Ketamine causes temporary dissociative experiences alongside its rapid therapeutic effects. This study examined whether pleasant and unpleasant dissociations can be predicted by functional connectivity of the posteromedial cortex (PMC) in 35 male participants during ultrahigh-field MRI. Pleasant dissociation (oceanic boundlessness) was predicted by PMC connections with control network regions at baseline and during infusion, and additionally with default mode network regions during infusion. Unpleasant dissociation (anxious ego dissolution) could not be predicted by PMC connectivity. The findings suggest distinct brain mechanisms for pleasant versus unpleasant dissociations, and that PMC connectivity changes may be a shared neural feature of dissociation from both ketamine and psychedelics.

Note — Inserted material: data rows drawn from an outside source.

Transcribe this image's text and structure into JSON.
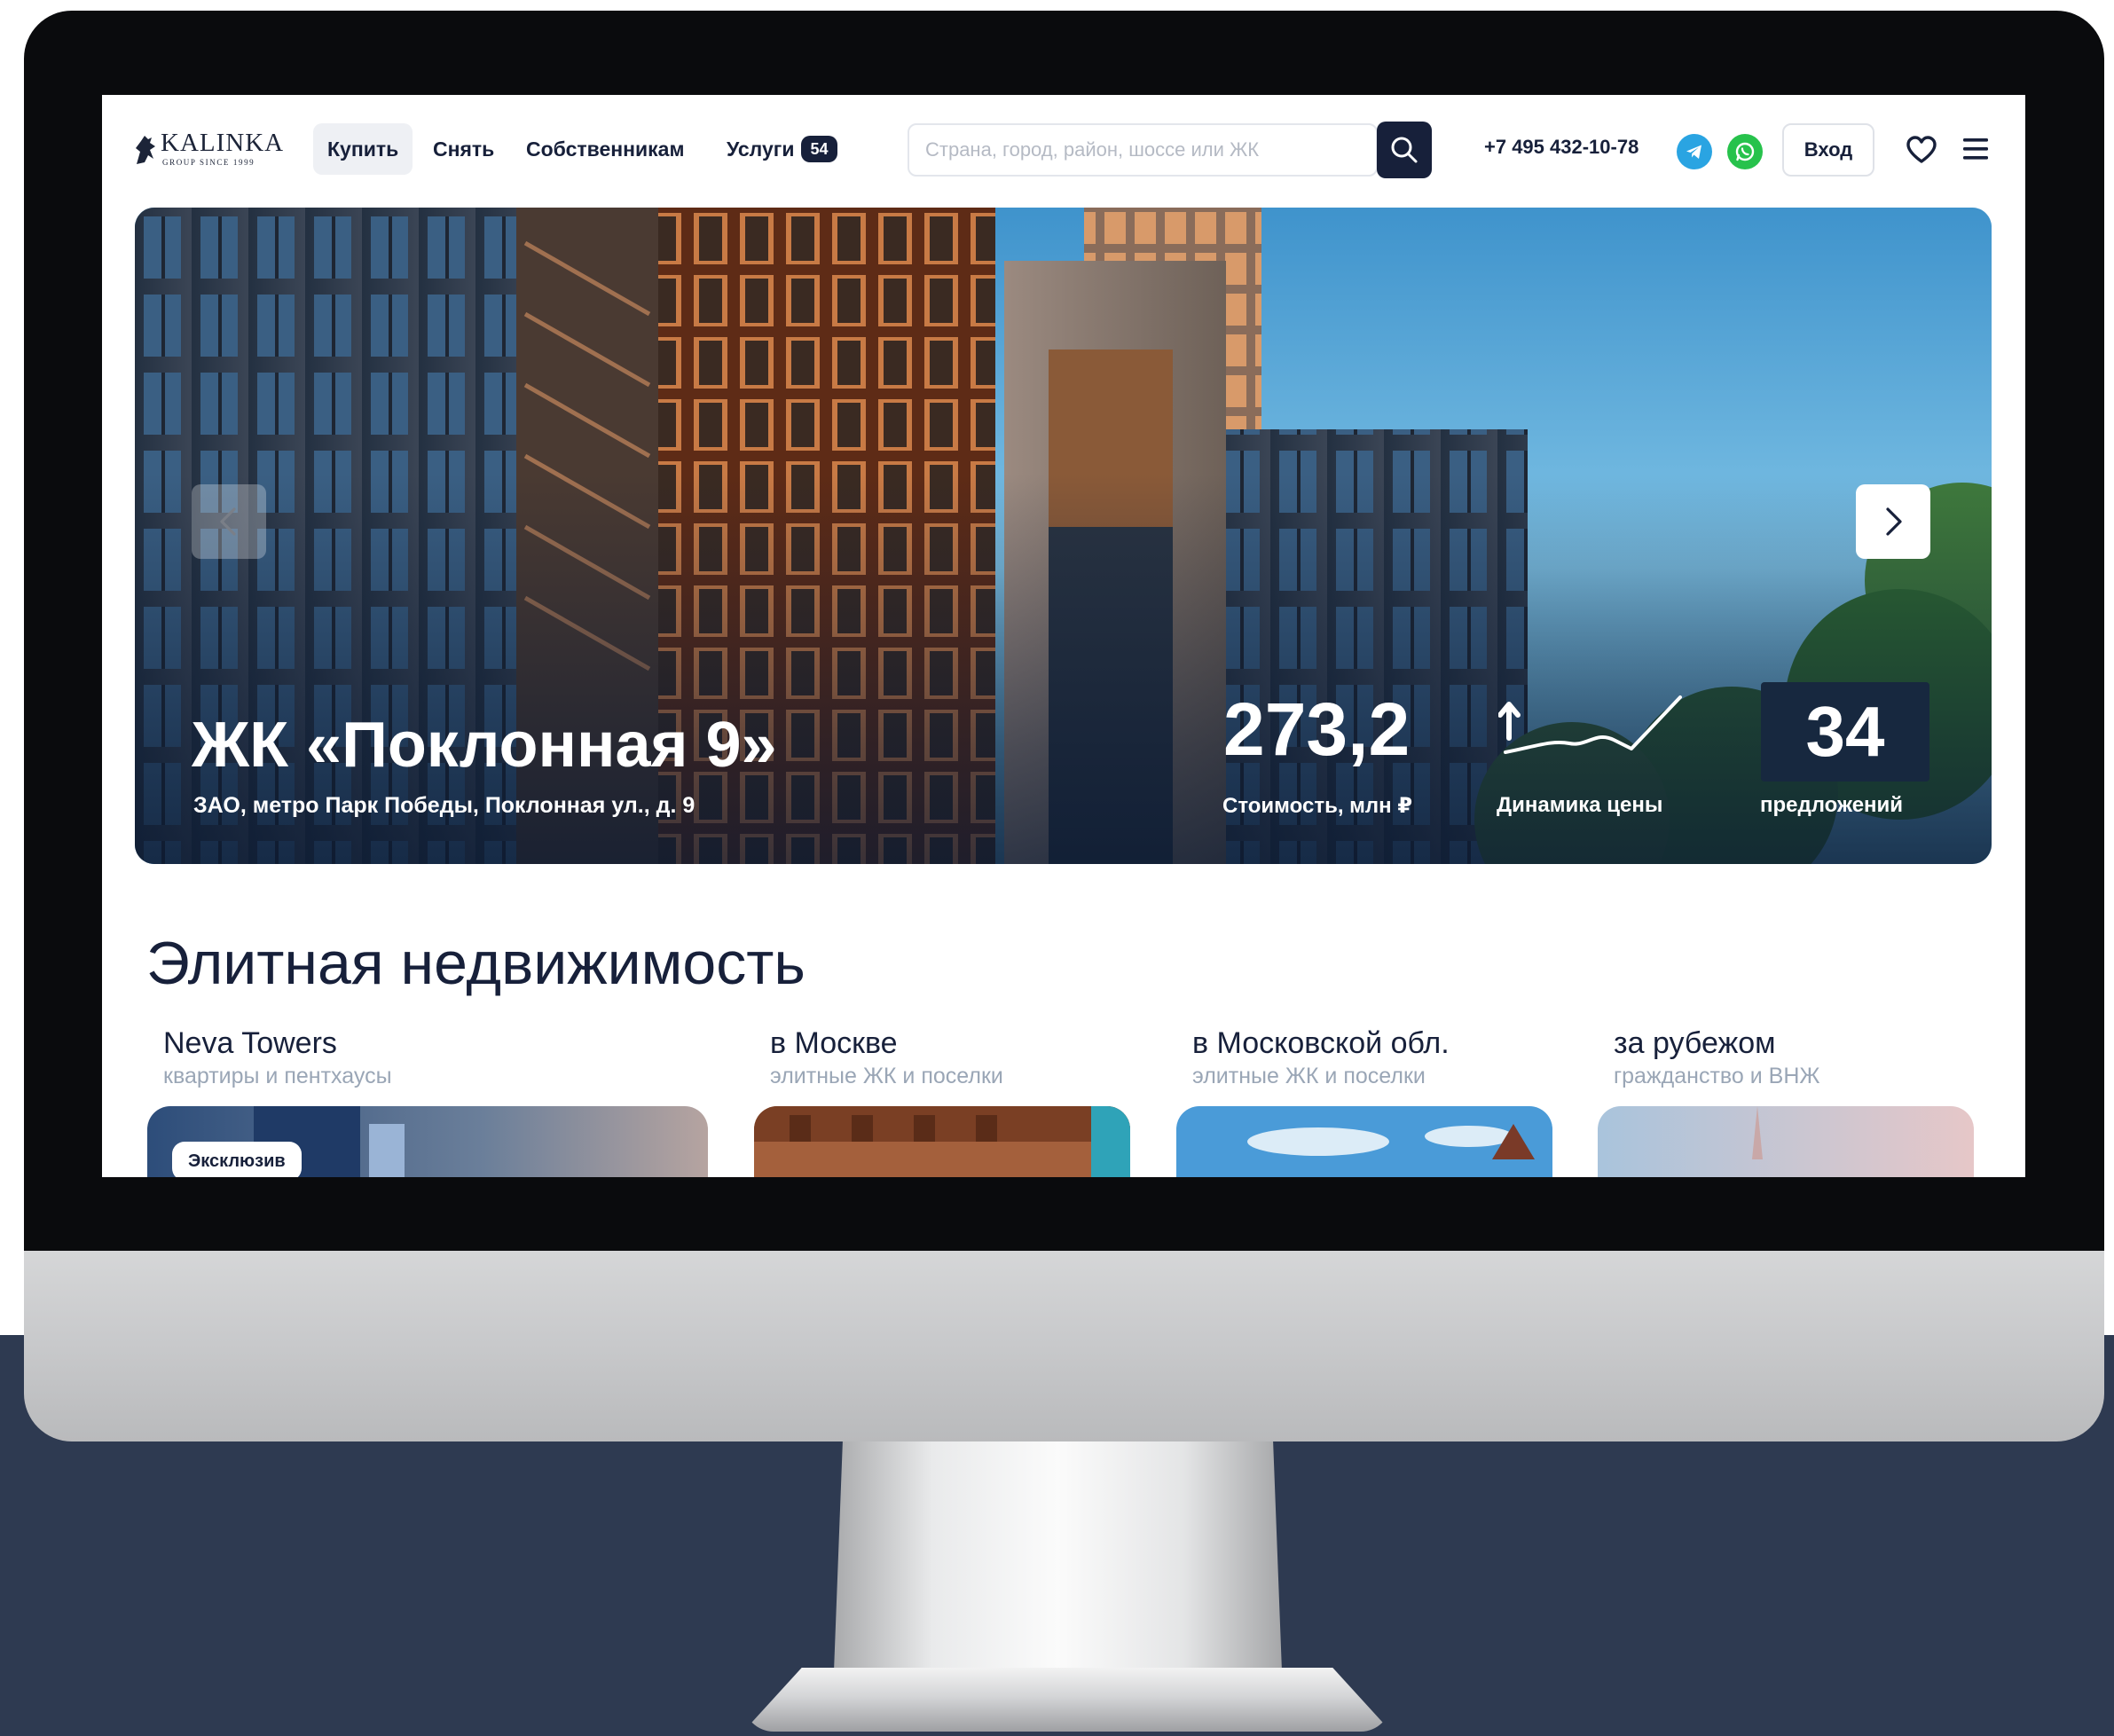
{
  "header": {
    "logo_name": "KALINKA",
    "logo_sub": "GROUP SINCE 1999",
    "nav": [
      {
        "label": "Купить"
      },
      {
        "label": "Снять"
      },
      {
        "label": "Собственникам"
      },
      {
        "label": "Услуги",
        "badge": "54"
      }
    ],
    "search_placeholder": "Страна, город, район, шоссе или ЖК",
    "phone": "+7 495 432-10-78",
    "login_label": "Вход"
  },
  "hero": {
    "title": "ЖК «Поклонная 9»",
    "address": "ЗАО, метро Парк Победы, Поклонная ул., д. 9",
    "price_value": "273,2",
    "price_label": "Стоимость, млн ₽",
    "trend_label": "Динамика цены",
    "offers_count": "34",
    "offers_label": "предложений"
  },
  "section": {
    "title": "Элитная недвижимость",
    "cards": [
      {
        "title": "Neva Towers",
        "subtitle": "квартиры и пентхаусы",
        "chip": "Эксклюзив"
      },
      {
        "title": "в Москве",
        "subtitle": "элитные ЖК и поселки"
      },
      {
        "title": "в Московской обл.",
        "subtitle": "элитные ЖК и поселки"
      },
      {
        "title": "за рубежом",
        "subtitle": "гражданство и ВНЖ"
      }
    ]
  },
  "colors": {
    "backdrop": "#2e3a51",
    "brand_dark": "#17203a",
    "telegram": "#2aa4e2",
    "whatsapp": "#27c24c",
    "muted_text": "#9aa6b6"
  },
  "icons": [
    "logo-horse-icon",
    "search-icon",
    "telegram-icon",
    "whatsapp-icon",
    "heart-icon",
    "menu-icon",
    "chevron-left-icon",
    "chevron-right-icon",
    "trend-up-icon"
  ]
}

La realidad fundamental y la experiencia mística.

Jorge Eduardo Pacheco Fuenzalida

Mystical experience is a profound, boundary-crossing encounter with reality in which human consciousness transcends ordinary concepts. Such experience suggests that beneath physical phenomena lies a fundamental, unified order where the everyday fragmentation between mind and matter is insubstantial. This view finds a theoretical framework in neutral monism and double-aspect monism, which posit that fundamental reality (the ontic state) is inaccessible through ordinary observation. Only through mystical experience can one penetrate this reality; otherwise, we access only the partial, local manifestations of the mental and physical (epistemic states).

Changes in anxiety, quality of life, and functioning following psilocybin-assisted therapy in veterans with treatment-resistant depression.

Journal of affective disorders • November 1, 2026 • Carlton M Kelly, Mathieu Fradet, Catherine M Bostian et al.

A single 25-mg dose of psilocybin with psychological support was associated with sustained improvements in anxiety, quality of life, functioning, and PTSD symptoms in 15 veterans with treatment-resistant depression. Anxiety scores dropped 59% from baseline at three weeks and remained lower through 12 months. Quality of life increased 24% and functional impairment decreased 46% at three weeks, though these effects were no longer statistically significant after accounting for concurrent improvements in depression. PTSD symptom reductions were observed at all timepoints. Acute subjective experiences did not correlate with treatment response. The study is limited by its small sample and open-label design.

A cross-national comparison of nonmedical and medical use of psychedelic drugs in the international cannabis policy study.

The International journal on drug policy • August 1, 2026 • Myfanwy Graham, Yimin Ge, Rosalie Liccardo Pacula et al. • 1 citation

An estimated 19% of adults in Canada, the United States, Australia, and New Zealand have used psilocybin, LSD, MDMA, or ketamine at some point in their lives. Psilocybin was the most commonly used substance, with lifetime use highest in Canada (16.3%), followed by the US (13.0%) and New Zealand (12.1%), and lowest in Australia (7.8%). Among those who had ever used a psychedelic, 10-20% had asked their medical provider about medical use, and over a third of past-year users reported experiencing an adverse health effect. Past-month use was low across all countries. Consumer interest in therapeutic use has outpaced clinical trials and therapeutic provisions, and many people use these substances outside regulated pathways, which may increase the risk of adverse events.